Diet Recommendations:

  • Caloric Intake: Aim for a daily intake of 1,586 kcal (300 kcal surplus).
  • Macronutrient Distribution:
    • Protein: 30% (119g)
    • Fats: 25% (44g)
    • Carbohydrates: 45% (178g)

Sample Meal Plan:

  1. Breakfast:

    • Oatmeal (50g) cooked in milk
    • 1 banana and 1 tablespoon peanut butter
    • Calories: approx. 400 kcal
  2. Snack:

    • Protein shake with 1 scoop of protein powder and 1 cup milk
    • Calories: approx. 220 kcal
  3. Lunch:

    • Beef stir-fry with vegetables (150g beef + 150g mixed veggies)
    • Brown rice (100g cooked)
    • Calories: approx. 600 kcal
  4. Snack:

    • 1 whole grain wrap with turkey (50g) and cheese (30g)
    • Calories: approx. 300 kcal
  5. Dinner:

    • Grilled chicken thighs (150g)
    • Sweet potato (150g)
    • Green beans (100g)
    • Calories: approx. 450 kcal

Exercise Plan:

  • Frequency: 5-6 days/week
  • Duration: 45-60 minutes per session
  • Type:
    • Strength Training: Focus on hypertrophy (8-12 reps) targeting all major muscle groups.
    • Cardio: Limited to 2 days a week to preserve muscle mass.

Lifestyle Changes:

  • Sleep: Prioritize 8 hours per night for recovery.
  • Stress Management: Engage in hobbies and relaxation techniques.
  • Motivation: Join a fitness community or partner up for workouts.

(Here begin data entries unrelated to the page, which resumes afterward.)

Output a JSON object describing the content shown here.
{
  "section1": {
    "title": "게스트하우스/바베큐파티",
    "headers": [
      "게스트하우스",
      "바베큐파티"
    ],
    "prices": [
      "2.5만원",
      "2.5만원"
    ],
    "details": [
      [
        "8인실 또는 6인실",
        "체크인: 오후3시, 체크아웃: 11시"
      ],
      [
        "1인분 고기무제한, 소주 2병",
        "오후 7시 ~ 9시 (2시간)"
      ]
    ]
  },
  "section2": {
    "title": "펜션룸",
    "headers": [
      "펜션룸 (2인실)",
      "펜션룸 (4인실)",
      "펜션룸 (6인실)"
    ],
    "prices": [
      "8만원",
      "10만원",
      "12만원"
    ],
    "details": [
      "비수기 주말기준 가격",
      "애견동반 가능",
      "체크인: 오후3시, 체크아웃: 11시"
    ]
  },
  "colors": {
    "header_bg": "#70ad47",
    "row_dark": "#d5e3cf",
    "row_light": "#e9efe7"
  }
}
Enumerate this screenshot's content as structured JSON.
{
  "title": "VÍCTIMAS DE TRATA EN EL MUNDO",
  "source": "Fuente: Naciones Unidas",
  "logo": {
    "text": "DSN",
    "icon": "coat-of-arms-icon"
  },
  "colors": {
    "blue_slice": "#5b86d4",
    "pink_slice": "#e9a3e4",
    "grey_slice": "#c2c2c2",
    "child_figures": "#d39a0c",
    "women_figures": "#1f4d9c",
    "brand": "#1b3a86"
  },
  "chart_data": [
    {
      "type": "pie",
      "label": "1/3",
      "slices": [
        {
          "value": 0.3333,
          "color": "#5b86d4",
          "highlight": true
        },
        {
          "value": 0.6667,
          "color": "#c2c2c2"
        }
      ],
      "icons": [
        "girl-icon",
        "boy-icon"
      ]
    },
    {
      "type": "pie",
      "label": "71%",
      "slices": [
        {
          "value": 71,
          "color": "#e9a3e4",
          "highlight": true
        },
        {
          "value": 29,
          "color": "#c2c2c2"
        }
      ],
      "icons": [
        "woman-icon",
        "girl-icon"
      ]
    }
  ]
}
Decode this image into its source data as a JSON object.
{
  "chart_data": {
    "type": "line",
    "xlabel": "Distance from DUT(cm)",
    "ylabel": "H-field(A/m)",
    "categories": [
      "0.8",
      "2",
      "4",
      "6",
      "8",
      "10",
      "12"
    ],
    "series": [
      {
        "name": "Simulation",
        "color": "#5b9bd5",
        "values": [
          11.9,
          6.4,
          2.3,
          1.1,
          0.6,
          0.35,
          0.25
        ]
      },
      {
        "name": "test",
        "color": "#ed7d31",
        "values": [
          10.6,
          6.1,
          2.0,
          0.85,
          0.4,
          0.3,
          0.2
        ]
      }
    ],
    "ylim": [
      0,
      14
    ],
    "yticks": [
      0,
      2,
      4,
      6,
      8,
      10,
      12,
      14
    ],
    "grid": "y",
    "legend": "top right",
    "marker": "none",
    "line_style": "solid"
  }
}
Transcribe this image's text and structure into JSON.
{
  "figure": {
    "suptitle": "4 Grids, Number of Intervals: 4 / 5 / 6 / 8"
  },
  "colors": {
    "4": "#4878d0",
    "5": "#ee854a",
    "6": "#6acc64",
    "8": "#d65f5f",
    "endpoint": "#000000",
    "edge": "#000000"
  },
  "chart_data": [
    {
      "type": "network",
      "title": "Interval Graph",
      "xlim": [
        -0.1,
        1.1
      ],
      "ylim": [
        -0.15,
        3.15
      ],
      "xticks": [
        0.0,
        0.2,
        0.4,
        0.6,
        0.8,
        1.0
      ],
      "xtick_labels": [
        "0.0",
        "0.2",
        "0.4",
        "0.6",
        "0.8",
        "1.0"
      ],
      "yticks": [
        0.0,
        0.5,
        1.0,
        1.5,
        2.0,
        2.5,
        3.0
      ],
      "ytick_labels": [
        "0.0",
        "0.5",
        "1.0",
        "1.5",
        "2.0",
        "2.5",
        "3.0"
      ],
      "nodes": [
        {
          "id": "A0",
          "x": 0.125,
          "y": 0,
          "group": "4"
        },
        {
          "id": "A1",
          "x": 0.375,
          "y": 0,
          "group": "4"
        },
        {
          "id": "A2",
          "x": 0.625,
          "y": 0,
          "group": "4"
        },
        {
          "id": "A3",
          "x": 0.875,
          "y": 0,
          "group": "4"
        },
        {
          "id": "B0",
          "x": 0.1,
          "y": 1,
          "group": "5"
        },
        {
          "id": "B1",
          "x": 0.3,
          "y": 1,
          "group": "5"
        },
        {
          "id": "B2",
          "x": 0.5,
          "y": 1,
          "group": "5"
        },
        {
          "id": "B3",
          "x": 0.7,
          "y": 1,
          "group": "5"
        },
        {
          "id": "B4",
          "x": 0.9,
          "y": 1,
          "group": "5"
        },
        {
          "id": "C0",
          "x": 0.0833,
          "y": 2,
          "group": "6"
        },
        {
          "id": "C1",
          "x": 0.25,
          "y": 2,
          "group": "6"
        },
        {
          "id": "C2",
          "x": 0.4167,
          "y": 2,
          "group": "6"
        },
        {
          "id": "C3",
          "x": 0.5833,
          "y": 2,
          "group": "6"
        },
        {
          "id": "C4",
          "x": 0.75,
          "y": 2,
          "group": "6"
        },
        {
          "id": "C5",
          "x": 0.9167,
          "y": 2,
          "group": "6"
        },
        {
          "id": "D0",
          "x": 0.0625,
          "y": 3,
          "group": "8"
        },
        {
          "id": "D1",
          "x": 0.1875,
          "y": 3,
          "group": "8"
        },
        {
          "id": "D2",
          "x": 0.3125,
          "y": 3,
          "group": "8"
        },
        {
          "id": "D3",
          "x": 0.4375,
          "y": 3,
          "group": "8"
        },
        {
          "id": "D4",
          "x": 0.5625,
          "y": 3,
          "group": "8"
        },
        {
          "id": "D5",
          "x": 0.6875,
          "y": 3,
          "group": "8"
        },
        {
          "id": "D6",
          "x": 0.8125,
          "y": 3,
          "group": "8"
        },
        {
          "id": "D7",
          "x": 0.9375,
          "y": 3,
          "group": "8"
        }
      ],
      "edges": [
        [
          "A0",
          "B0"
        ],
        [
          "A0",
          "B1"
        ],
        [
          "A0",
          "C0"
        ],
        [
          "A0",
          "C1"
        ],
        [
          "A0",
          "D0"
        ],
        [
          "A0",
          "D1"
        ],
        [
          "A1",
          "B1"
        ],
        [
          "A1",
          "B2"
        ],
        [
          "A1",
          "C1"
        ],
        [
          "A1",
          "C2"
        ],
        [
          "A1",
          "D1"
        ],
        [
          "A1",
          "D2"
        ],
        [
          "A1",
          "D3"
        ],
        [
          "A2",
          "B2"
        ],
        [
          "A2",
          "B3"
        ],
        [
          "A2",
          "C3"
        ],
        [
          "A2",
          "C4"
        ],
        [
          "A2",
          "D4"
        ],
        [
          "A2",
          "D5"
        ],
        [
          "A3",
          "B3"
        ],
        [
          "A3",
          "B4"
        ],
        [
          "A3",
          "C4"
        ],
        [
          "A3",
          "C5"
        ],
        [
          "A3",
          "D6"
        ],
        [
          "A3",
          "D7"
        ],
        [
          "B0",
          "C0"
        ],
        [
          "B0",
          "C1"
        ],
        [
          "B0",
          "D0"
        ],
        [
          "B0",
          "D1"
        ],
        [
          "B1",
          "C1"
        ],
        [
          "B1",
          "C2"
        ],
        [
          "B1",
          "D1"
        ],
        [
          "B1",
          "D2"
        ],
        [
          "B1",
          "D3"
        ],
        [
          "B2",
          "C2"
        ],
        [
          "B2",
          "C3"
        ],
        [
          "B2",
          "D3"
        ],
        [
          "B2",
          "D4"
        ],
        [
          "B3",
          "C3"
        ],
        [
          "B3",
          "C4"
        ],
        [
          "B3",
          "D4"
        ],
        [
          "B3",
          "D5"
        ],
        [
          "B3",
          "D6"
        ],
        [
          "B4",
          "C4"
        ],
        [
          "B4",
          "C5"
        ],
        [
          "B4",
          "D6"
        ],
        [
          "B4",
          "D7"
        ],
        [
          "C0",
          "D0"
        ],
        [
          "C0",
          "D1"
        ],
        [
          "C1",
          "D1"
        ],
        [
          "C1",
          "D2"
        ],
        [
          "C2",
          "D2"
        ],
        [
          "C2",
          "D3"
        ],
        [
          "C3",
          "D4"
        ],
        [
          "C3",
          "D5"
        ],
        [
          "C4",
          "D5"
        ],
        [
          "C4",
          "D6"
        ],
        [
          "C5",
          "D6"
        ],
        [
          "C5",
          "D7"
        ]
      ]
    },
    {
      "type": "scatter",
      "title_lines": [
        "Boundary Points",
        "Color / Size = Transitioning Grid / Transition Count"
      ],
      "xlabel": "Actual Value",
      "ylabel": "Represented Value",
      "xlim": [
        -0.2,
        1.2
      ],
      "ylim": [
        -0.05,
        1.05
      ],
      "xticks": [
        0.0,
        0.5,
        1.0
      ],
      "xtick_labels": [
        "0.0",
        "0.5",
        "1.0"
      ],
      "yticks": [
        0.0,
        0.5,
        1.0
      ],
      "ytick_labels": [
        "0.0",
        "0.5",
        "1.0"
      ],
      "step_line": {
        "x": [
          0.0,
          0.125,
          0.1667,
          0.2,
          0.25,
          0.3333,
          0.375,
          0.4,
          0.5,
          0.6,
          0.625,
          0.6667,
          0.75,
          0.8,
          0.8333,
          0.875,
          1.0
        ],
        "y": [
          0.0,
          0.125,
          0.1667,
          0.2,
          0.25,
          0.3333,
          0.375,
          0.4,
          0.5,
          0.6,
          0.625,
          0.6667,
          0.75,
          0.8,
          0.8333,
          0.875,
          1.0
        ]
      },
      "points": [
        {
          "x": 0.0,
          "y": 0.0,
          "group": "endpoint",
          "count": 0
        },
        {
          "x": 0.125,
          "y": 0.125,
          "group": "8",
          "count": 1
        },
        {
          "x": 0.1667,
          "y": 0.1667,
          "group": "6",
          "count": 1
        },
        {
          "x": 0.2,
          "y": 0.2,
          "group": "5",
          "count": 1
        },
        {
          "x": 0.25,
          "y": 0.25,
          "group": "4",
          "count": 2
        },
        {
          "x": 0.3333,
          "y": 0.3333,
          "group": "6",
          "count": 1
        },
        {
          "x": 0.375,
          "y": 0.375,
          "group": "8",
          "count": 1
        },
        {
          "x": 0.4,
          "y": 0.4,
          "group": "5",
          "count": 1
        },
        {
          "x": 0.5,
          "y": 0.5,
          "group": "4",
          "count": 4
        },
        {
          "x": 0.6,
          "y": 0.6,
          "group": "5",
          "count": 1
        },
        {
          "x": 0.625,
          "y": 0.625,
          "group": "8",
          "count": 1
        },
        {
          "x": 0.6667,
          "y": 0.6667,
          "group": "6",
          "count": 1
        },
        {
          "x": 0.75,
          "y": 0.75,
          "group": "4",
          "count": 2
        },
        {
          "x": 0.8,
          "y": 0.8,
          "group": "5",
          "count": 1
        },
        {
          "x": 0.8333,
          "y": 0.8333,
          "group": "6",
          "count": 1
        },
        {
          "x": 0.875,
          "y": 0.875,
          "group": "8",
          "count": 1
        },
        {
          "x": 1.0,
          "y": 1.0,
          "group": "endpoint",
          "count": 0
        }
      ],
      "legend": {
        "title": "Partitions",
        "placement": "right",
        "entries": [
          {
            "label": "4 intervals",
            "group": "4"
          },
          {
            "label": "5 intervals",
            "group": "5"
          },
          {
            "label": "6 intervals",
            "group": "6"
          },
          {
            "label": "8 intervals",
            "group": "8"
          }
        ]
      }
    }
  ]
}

Track gains weekly.

Maintenance of Weight

Diet Recommendations:

  • Caloric Intake: Aim for a daily intake of 1,286 kcal (maintenance).
  • Macronutrient Distribution:
    • Protein: 20% (64g)
    • Fats: 30% (43g)
    • Carbohydrates: 50% (143g)

Sample Meal Plan:

  1. Breakfast:

    • Scrambled eggs (2 eggs)
    • Whole grain toast (1 slice)
    • Calories: approx. 250 kcal
  2. Snack:

    • Greek yogurt (100g) with honey
    • Calories: approx. 150 kcal
  3. Lunch:

    • Tuna salad (100g tuna with mixed greens, olive oil)
    • Whole grain crackers (30g)
    • Calories: approx. 400 kcal
  4. Snack:

    • Carrot sticks with hummus
    • Calories: approx. 100 kcal
  5. Dinner:

    • Stir-fried vegetables (150g) with tofu (100g)
    • Quinoa (50g cooked)
    • Calories: approx. 350 kcal

Exercise Plan:

  • Frequency: 3-5 days/week
  • Duration: 30-45 minutes per session
  • Type:
    • Combination of strength training and cardio. Alternate between weight lifting and cardio sessions.

Lifestyle Changes:

  • Sleep: Maintain consistent sleep schedule and quality rest.
  • Stress Management: Schedule regular rest and recovery.
  • Motivation: Keep a food and exercise journal to track habits and patterns.

Important Note

It is highly advisable to consult with a healthcare provider or a registered dietitian before starting any diet or exercise program, especially given the current weight status, as the user's weight is potentially concerning.